Сейчас ему хотелось обобщить поступившие сведения о матросах, узнать, из каких мест России явились они на миноносец. Это не было праздным любопытством: статистическая сводка должна была приобщить его к жизни этих людей.
Приготовив все для работы, Головизнин тщательно разлиновал листы бумаги, тонкими двойными чертами наметил рубрики, в которых должен был разместиться экипаж «Стерегущего».
Он слышал, как за бортом плескалась вода, как по палубе наверху двигались люди, но постепенно так увлекся своей статистикой, что уже не отвлекался ничем, пока не закончил работы и не отодвинул от себя разлинованные листы.
К этому времени в кают-компании собрались все офицеры.
— Ну, как наш ноев ковчег? — добродушно засмеялся командир.
Головизнин почувствовал в тоне голоса расположение к себе. Это порадовало его. Сдержанный и немногословный, Сергеев был тем образцом офицера, которому он хотел подражать.
— Списки готовы, — протянул он командиру свою статистику. — Двадцать пять губерний России прислали на «Стерегущий» своих представителей. Новгородские ушкуйники, победители шведа — полтавцы, сибиряки-ермаки… Есть кому защищать отчизну.
Поименный список пошел по рукам.
Зоркие глаза инженер-механика уже разглядели в списке матросов знакомые еще по «Петропавловску» фамилии: машинного содержателя Алексеева, замечательного слесаря кочегара Батманова и глазастого сигнальщика Леонтия Иванова.
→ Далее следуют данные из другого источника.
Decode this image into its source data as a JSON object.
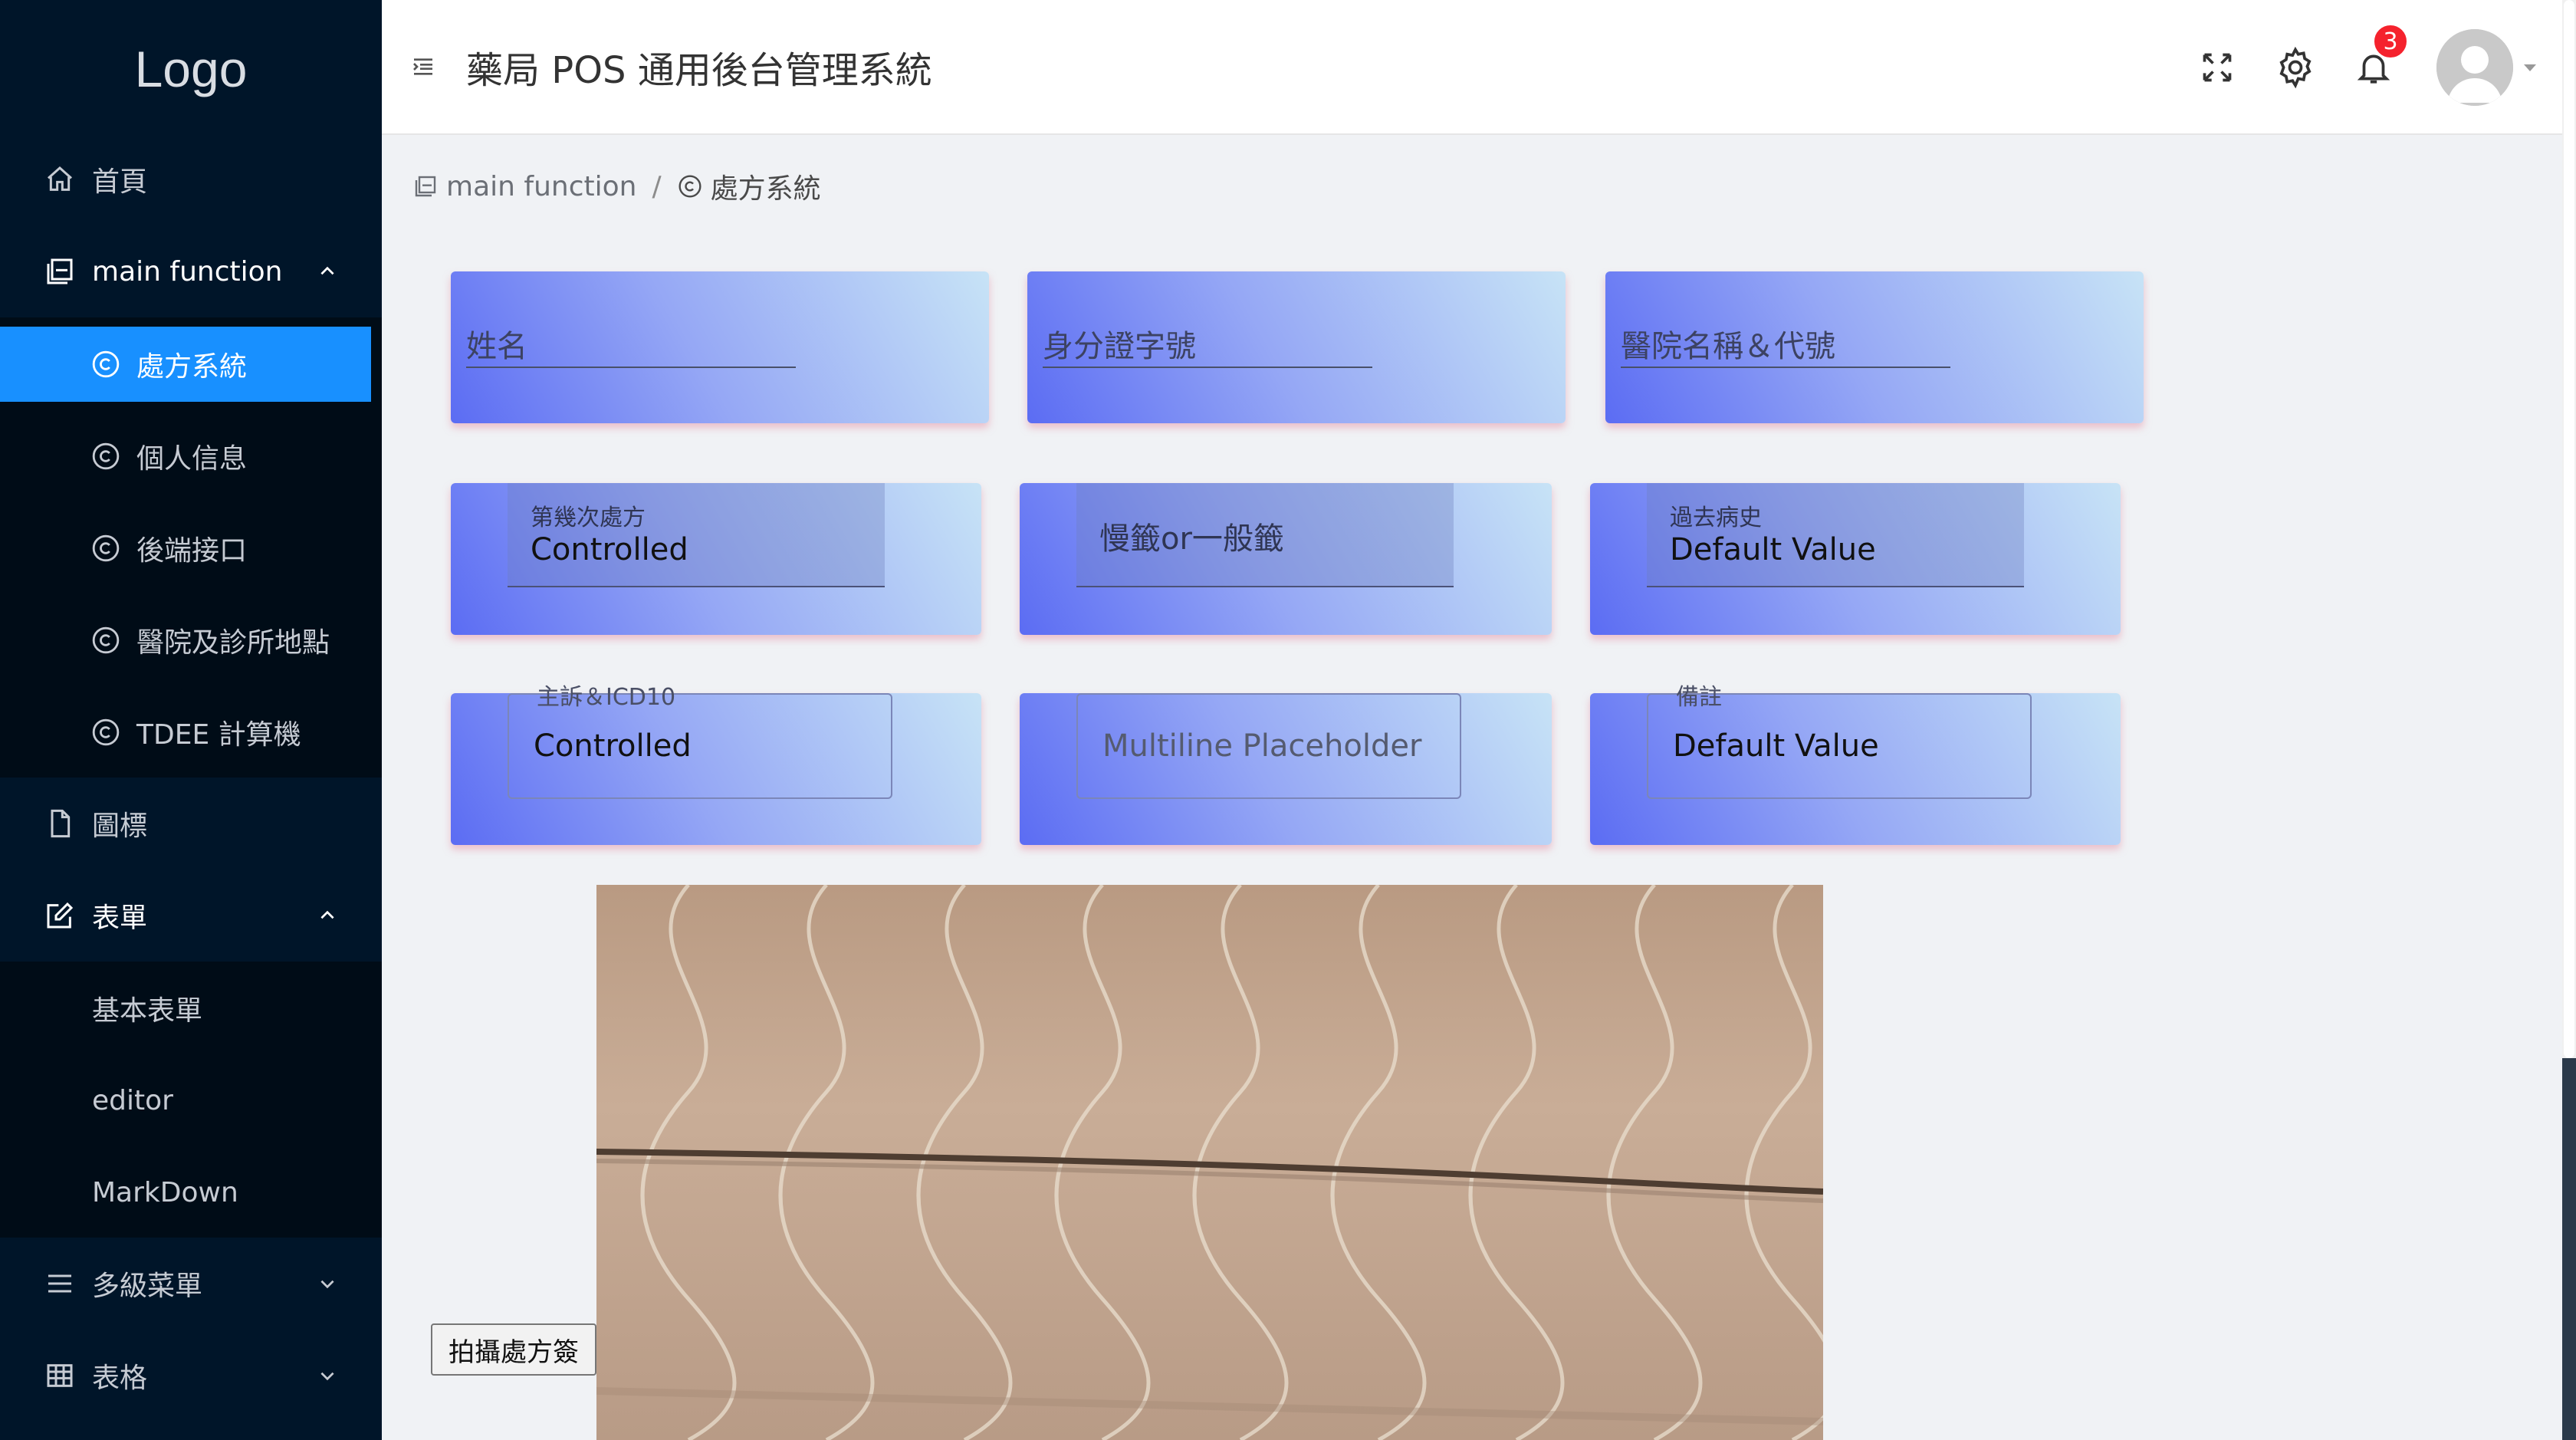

После его одобрительной реплики по адресу этих людей Кудревич, в свою очередь, сообщил, что Гаврилюк с «Боярина» имеет не то пять, не то шесть значков «за отличную стрельбу», и, между прочим, отлично мечет ножи по любой цели, даже корабельных крыс бьет напополам.
Сергеев в хозяине трюмного отсека Булдакове тоже признал своего знакомца по плаванию на крейсере первого ранга «Память Азова».
— Если это тот самый Булдаков, — задумчиво сказал командир, — из которого мой друг Владимир Дмитриевич Менделеев лет десять назад хотел сделать стоящего человека, рад буду повидаться. В общем, мне кажется, команда собралась приличная. Будем поддерживать с нею дружбу.
— Позвольте доложить, — привстал со своего места старший офицер, — что в отношении Лемешко и минного машиниста Тонкого присланы сомнения со стороны жандармского управления по поводу политической благонадежности. Предложением начальника жандармского управления Квантунской области князя Микеладзе признается необходимым иметь за их поведением неослабное наблюдение. Тонкий взят под подозрение за участие в батумской политической стачке рабочих в феврале тысяча девятьсот второго года, а Лемешко направлен в Квантунский экипаж по личному указанию августейшего генерал-адмирала. Князь Микеладзе обращает внимание, что против Лемешко еще не закончено следствие, начатое в 1901 году по поводу вооруженного сопротивления рабочих Обуховского завода полиции и войскам, в котором Лемешко, по-видимому, принимал участие.